Innate Immunity and Host Species Barriers

In vertebrates, the interferon (IFN) response is the first line of defence against viruses, stimulating the production of diverse antiviral proteins encoded by hundreds of IFN-stimulated genes (ISGs). These host defences are engaged in continuous evolutionary conflicts with viruses, which have evolved a variety of evasive counterstrategies. Most viruses are only able to efficiently infect and replicate within a limited set of species, and multiple lines of evidence indicate that the IFN response plays a key role in limiting cross-species transmission. Sometimes, however, viruses do succeed in "jumping" from one species to another - indicating that host innate defences have been overcome. Since most emerging viruses (e.g. Ebola virus, coronaviruses, Nipah virus etc.) persist in animal reservoirs, it is vital to understand the barriers that normally prevent cross-species transmission. In this programme, we will first characterise the ISGs of a variety of animal species, including reservoirs of zoonotic infections. We will then examine a range of important human pathogens (e.g.
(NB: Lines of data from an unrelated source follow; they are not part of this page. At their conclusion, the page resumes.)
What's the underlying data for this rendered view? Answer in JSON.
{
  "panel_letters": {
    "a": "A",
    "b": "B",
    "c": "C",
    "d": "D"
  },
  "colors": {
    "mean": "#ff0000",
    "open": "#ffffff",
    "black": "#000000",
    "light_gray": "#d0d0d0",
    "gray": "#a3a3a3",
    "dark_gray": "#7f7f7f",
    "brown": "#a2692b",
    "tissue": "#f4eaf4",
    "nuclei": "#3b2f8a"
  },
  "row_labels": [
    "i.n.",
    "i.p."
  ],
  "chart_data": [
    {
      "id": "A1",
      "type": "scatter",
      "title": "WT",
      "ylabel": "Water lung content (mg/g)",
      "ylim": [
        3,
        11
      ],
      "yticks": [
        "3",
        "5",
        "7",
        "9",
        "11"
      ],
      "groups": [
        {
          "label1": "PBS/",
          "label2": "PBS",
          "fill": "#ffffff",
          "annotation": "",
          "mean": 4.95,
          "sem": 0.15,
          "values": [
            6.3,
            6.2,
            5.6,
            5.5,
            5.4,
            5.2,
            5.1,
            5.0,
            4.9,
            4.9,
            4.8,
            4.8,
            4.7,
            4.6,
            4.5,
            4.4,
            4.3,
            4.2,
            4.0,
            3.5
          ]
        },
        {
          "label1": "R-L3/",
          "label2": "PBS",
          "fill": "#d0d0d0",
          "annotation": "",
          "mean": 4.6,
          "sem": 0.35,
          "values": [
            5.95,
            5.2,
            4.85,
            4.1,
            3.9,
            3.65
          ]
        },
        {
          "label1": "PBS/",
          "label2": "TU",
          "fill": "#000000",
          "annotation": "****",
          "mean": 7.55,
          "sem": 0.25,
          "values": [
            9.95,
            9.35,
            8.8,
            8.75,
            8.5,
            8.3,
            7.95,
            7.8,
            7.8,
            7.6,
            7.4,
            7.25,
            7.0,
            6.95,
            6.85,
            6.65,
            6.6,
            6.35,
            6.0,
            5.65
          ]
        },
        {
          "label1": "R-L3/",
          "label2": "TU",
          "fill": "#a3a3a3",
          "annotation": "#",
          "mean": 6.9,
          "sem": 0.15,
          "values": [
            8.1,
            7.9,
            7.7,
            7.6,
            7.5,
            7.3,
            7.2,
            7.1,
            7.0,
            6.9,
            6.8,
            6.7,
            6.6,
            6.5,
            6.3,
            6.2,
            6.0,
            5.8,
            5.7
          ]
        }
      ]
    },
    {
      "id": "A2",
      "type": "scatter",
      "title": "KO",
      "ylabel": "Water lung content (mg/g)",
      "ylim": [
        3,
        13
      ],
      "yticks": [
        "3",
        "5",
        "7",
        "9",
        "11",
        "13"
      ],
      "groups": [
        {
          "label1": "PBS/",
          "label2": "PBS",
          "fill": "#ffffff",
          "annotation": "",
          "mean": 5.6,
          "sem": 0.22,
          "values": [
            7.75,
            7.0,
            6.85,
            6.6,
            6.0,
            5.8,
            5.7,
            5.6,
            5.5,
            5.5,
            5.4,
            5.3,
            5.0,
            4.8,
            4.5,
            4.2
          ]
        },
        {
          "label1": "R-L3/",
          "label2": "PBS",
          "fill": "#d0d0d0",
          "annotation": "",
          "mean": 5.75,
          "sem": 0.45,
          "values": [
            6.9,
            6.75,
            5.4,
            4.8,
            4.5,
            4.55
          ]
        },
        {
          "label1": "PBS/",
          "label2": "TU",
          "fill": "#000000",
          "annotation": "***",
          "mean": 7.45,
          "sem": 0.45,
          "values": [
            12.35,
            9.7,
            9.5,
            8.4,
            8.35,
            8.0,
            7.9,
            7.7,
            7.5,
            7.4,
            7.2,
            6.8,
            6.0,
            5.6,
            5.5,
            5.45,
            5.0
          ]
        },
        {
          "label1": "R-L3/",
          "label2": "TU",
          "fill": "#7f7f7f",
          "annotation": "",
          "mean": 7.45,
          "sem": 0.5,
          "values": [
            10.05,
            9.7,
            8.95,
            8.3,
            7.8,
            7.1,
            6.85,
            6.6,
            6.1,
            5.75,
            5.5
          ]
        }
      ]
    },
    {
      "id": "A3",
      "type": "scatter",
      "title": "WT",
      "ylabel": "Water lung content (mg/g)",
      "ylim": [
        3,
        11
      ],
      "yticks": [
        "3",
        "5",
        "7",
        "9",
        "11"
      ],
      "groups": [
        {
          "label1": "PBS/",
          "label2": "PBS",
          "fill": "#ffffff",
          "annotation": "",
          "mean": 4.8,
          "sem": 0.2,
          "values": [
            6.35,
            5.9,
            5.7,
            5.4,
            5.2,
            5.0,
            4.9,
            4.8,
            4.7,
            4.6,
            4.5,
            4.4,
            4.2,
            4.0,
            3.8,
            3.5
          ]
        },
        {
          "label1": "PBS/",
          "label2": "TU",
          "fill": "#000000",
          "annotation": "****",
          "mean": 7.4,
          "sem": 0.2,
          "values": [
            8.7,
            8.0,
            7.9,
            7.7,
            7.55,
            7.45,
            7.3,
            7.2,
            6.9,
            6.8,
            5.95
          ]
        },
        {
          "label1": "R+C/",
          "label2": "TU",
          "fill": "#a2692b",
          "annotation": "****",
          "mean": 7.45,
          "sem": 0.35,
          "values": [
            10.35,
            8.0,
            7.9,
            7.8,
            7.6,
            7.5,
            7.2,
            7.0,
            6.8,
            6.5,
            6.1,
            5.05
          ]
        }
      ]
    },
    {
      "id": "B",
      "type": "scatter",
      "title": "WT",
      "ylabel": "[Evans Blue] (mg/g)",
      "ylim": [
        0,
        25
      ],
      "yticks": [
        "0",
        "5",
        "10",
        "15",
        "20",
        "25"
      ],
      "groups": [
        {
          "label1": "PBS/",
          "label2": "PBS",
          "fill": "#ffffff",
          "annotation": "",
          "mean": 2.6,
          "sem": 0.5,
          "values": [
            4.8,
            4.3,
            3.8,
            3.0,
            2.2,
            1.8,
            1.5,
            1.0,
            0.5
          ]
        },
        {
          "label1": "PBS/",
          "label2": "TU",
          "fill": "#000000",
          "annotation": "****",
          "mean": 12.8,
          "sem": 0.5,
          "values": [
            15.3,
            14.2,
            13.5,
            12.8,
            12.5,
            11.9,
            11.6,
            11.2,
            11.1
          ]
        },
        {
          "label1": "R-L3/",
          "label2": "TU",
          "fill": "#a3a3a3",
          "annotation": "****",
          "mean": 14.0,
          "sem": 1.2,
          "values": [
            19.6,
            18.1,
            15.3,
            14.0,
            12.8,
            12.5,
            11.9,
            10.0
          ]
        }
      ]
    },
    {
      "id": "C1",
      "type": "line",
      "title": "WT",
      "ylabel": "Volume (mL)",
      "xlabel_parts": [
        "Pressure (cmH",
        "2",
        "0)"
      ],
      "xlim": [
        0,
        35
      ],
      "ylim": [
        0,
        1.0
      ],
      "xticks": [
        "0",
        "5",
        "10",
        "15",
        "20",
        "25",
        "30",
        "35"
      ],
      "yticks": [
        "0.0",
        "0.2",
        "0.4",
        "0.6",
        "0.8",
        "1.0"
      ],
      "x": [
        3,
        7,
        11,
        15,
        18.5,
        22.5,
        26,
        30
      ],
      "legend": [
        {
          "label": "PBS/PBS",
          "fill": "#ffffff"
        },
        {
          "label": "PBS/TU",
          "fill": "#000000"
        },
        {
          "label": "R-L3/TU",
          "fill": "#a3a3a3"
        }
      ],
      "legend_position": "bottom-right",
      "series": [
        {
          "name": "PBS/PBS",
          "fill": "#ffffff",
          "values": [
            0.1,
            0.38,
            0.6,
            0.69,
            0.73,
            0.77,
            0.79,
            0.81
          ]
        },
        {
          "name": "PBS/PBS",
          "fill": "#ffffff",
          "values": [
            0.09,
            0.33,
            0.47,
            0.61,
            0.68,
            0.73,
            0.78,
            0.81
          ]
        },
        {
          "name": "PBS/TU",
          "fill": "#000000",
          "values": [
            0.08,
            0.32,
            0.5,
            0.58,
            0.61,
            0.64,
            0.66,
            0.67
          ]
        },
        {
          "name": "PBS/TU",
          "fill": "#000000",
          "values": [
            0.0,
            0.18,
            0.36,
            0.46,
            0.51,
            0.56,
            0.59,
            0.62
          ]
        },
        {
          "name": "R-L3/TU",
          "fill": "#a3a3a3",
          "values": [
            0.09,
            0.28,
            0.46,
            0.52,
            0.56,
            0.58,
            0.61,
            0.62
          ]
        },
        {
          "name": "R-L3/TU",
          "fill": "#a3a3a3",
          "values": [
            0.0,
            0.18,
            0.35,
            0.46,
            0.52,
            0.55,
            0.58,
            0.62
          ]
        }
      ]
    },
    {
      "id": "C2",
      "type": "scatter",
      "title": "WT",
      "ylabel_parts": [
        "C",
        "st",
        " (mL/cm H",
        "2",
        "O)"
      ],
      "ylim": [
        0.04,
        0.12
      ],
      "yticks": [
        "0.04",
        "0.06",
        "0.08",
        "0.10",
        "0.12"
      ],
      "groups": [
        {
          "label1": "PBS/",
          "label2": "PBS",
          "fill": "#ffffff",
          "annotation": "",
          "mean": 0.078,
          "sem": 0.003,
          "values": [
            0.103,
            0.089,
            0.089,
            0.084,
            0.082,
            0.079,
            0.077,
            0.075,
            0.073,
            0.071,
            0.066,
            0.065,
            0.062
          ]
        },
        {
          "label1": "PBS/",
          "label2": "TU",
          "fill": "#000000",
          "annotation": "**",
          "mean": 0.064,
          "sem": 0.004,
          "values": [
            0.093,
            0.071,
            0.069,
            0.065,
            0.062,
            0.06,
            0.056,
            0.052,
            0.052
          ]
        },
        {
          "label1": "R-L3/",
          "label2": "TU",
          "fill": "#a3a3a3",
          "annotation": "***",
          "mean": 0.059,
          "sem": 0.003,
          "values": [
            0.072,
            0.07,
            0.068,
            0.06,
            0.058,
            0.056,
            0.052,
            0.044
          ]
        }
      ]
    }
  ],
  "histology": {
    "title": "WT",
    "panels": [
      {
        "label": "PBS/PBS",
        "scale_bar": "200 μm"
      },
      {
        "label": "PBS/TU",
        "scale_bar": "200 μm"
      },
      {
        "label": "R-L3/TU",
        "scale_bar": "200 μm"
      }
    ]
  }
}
Ebola virus, hepatitis C, Dengue and others) in vitro and in silico to (i) define patterns of antiviral restriction by "homologous" and "heterologous" ISGs and (ii) identify important host and viral determinants of cross-species transmission. We will develop experimental systems that will allow us to dissect the evolutionary history of antiviral genes, and explore the pathways and constraints to the evolution of viral counterstrategies. Altogether, these data will provide a powerful and flexible system for (i) constructing predictive models (a "zoonotic index") to assess the risk of future cross-species transmission events and (ii) identifying novel antiviral genes.